La Voz de Galicia
- Type: Daily newspaper
- Format: Berliner
- Owner: Fundación Santiago Rey Fernández-Latorre
- Founder: Juan Fernández Latorre
- Editor-in-chief: Rubén Santamarta Vicente
- Editor: Lois Blanco Penas
- Founded: 4 January 1882
- Language: Spanish, Galician
- Headquarters: A Coruña, Galicia
- Website: www.lavozdegalicia.es

= La Voz de Galicia =

Spanish daily newspaper

La Voz de Galicia (lit. 'The Voice of Galicia') is the third-largest general-interest newspaper in Spain, with a nationwide audience of 395,000, according to data from the second wave of the 2024 General Media Study. In Galicia, it is the leading publication, holding a 63% market share. Its digital edition is the leading news website in the region. It is written primarily in Spanish with Galician used in the cultural and opinion sections.

Founded in 1882, it is the parent company of the first Galician multimedia group, Corporación Voz de Galicia, with a presence in all fields of communication. In addition to La Voz de Galicia, it also includes RadioVoz, Voz Audiovisual, Sondaxe, La Voz de Asturias, Canal Voz, Galicia Editorial and Distribuidora Gallega de Publicaciones.

In early 2019, the newspaper undertook a profound reorganization, fully integrating its print and digital editions to adapt to the changing media landscape and to support the paid content model launched in April of that year.

On 28 August 2024, Santiago Rey Fernández-Latorre, owner and editor of La Voz de Galicia, died. According to his will, the Santiago Rey Fernández-Latorre Foundation inherits La Voz de Galicia and other companies that form Corporación Voz de Galicia and Lois Blanco Penas is appointed president of the Foundation. In October 2024 the succession process is completed with the appointment of Lois Blanco as president of Corporación La Voz de Galicia. Santiago Rey Fernández-Latorre is honorary editor of the newspaper.

==Editions==
The newspaper publishes thirteen daily editions, produced from twenty-six locations (branches, sub-branches, and correspondent offices). Each edition features a dedicated local insert containing all regional information, a front page specific to each region, and specific news from each area in the main section of the newspaper, especially in the sports section.

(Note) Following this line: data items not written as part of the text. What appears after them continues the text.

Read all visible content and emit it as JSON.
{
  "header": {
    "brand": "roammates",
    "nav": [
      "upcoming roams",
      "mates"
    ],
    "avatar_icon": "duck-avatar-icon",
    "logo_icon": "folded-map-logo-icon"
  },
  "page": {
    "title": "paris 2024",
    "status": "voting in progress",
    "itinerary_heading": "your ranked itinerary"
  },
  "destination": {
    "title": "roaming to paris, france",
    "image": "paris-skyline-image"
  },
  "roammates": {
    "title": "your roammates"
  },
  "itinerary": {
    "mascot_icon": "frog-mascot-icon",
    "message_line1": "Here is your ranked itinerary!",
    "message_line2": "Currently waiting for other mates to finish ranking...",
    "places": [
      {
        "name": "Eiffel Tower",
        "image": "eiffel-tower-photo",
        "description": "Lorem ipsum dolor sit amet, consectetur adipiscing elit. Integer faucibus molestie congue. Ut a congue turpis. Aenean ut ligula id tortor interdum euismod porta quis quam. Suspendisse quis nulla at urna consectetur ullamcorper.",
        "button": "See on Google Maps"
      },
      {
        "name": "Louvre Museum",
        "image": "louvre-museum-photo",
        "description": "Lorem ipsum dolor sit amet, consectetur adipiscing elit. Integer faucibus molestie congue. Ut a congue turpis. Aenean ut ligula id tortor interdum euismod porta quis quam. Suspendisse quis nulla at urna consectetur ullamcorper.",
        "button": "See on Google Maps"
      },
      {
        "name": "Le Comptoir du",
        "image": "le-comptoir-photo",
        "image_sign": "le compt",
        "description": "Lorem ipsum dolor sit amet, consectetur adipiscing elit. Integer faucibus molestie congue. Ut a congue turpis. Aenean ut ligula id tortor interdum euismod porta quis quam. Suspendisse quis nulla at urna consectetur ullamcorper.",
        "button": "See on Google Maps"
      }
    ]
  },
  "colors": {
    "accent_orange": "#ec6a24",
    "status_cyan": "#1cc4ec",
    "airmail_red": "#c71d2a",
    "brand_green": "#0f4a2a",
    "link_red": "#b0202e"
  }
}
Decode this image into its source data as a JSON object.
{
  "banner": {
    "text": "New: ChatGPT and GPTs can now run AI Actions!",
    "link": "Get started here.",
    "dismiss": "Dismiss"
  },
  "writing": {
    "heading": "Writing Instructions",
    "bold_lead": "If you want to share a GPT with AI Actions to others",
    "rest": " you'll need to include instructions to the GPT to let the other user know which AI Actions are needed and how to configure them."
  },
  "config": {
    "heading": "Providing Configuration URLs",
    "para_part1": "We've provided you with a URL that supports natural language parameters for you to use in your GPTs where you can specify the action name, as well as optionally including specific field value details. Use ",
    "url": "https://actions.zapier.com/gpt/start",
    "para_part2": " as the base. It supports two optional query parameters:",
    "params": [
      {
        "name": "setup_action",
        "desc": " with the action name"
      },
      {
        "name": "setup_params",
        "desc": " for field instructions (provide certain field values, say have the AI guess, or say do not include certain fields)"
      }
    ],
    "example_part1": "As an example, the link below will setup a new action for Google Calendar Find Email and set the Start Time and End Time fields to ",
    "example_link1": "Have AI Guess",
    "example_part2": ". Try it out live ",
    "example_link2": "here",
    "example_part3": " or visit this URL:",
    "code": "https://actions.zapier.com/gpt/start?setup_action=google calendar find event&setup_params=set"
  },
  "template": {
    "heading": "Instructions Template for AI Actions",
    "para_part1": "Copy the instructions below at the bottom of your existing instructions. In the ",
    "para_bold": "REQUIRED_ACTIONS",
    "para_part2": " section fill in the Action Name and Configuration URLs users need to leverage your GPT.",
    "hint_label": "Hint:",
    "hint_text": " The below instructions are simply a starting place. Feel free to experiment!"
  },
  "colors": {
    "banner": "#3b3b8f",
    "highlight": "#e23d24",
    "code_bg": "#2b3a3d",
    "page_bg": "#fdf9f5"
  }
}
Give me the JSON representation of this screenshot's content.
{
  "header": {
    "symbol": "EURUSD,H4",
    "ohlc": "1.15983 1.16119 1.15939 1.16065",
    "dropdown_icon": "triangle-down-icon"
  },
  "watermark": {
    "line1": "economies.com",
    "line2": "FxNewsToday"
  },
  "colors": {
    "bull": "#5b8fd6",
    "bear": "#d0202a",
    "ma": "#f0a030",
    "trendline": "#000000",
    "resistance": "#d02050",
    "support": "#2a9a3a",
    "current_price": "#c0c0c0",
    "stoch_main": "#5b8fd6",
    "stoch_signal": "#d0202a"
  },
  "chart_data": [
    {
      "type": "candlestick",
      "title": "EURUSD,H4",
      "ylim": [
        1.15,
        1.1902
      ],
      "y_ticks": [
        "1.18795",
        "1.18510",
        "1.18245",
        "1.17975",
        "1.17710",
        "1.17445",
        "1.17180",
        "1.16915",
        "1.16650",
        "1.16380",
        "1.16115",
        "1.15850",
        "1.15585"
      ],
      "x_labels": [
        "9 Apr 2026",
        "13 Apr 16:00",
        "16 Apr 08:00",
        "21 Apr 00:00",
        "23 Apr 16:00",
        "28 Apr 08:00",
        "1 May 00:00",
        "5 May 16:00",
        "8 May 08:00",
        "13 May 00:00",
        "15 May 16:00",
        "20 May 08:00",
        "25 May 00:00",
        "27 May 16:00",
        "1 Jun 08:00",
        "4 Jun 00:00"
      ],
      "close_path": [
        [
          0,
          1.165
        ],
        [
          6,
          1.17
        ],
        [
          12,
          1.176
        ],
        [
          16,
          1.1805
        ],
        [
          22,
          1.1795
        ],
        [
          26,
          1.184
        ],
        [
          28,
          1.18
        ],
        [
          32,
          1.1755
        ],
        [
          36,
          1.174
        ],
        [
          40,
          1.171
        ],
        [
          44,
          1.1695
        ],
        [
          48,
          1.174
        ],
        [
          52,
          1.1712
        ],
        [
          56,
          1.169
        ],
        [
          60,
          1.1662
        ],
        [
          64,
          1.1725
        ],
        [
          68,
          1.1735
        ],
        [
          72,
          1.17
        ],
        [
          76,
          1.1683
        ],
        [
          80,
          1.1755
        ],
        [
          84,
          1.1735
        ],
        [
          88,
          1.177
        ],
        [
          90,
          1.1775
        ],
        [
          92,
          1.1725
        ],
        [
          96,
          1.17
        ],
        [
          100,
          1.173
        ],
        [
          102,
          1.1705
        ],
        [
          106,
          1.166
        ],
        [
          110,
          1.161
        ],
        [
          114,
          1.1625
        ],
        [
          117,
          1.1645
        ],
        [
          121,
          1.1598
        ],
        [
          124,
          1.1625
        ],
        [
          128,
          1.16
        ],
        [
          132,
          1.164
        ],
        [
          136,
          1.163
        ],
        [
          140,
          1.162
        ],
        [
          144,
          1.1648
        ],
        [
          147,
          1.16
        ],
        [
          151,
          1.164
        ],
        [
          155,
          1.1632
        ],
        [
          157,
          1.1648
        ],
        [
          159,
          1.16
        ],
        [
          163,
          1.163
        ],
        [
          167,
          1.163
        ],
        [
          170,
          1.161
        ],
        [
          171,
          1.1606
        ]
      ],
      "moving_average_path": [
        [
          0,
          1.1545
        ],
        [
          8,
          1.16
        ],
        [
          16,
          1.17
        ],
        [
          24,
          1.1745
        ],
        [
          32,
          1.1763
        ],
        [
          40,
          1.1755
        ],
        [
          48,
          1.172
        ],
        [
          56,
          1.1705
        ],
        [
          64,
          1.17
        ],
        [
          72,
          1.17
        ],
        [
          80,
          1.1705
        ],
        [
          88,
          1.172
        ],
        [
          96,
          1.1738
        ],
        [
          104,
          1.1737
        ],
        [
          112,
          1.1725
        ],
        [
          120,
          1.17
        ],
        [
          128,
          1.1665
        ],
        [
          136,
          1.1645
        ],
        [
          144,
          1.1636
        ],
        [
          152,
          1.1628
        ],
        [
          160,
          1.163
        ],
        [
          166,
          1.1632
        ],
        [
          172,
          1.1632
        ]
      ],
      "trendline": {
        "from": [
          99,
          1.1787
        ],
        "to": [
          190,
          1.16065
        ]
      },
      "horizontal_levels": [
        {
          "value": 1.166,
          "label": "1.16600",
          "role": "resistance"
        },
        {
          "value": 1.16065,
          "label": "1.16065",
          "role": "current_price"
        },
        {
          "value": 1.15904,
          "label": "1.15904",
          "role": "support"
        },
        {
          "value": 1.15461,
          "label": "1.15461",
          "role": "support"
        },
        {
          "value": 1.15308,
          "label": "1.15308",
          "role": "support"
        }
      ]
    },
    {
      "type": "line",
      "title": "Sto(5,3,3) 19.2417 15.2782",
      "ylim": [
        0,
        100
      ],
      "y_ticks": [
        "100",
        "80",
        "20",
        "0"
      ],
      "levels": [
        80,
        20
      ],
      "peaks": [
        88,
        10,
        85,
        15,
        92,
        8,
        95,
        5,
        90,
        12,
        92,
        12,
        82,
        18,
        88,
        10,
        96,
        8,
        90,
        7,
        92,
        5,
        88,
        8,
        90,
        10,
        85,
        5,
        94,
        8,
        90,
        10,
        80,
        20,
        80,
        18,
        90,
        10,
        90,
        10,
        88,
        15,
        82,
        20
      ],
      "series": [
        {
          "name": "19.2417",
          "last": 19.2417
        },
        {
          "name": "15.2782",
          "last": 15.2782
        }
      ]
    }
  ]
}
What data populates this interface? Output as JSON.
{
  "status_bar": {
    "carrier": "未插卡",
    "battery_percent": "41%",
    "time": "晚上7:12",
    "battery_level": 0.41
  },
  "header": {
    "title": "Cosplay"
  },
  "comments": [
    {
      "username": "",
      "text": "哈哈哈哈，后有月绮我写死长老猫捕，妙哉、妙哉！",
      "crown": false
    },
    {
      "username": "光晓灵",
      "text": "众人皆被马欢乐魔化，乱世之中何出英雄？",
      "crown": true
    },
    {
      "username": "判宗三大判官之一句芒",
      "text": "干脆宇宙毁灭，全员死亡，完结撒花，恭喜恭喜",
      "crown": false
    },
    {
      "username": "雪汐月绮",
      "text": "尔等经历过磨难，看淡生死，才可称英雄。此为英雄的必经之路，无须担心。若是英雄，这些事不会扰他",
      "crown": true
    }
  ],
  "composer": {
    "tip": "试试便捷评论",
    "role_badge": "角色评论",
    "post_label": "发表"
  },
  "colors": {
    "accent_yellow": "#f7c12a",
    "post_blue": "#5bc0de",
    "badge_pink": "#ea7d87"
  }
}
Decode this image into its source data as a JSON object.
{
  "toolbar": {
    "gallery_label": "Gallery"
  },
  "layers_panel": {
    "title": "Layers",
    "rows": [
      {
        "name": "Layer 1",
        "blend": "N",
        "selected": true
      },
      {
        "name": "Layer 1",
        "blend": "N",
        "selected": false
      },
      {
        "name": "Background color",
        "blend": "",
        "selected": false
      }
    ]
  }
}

La Voz de Galicia created its first branch outside A Coruña in 1953, with the opening of the Ferrol office. In 1959, Santiago de Compostela; in 1964, Carballo, and so on until 1978, when the seven main Galician cities had local editorial offices. By 1990, the main regions were also covered, and shortly after, the Madrid editorial office was opened.

The regional editions of La Voz de Galicia are named as follows:

- A Coruña: La Voz de A Coruña
- Arousa: La Voz de Arousa
- Barbanza: La Voz de Barbanza
- Bergantiños: La Voz de Bergantiños
- Deza: La Voz de Deza-Tabeirós
- Ferrol: La Voz de Ferrol
- Lugo: La Voz de Lugo
- A Mariña: La Voz de A Mariña
- Monforte de Lemos: La Voz de Lemos
- Ourense: La Voz de Ourense
- Pontevedra: La Voz de Pontevedra
- Santiago de Compostela: La Voz de Santiago
- Vigo: La Voz de Vigo

== Digital edition==
Coinciding with the celebration of Día das Letras Galegas (Galician Literature Day) in honor of the writer Manuel Murguía, La Voz de Galicia website was launched on 17 May 2000. It is the most visited website in Galicia.

In 2015, lavozdegalicia.es expanded its commitment to local journalism with the creation of 313 hyperlocal websites, offering news and service information from every municipality in Galicia. In May 2016, the outlet strengthened its audiovisual production capabilities by expanding its video editing team, which in just a few months increased its video audience from 200,000 monthly views to more than two million.

Since January 2019, La Voz de Galicia has integrated its digital and print editions into a single newsroom that produces content for both platforms and has launched a paywall model for digital content.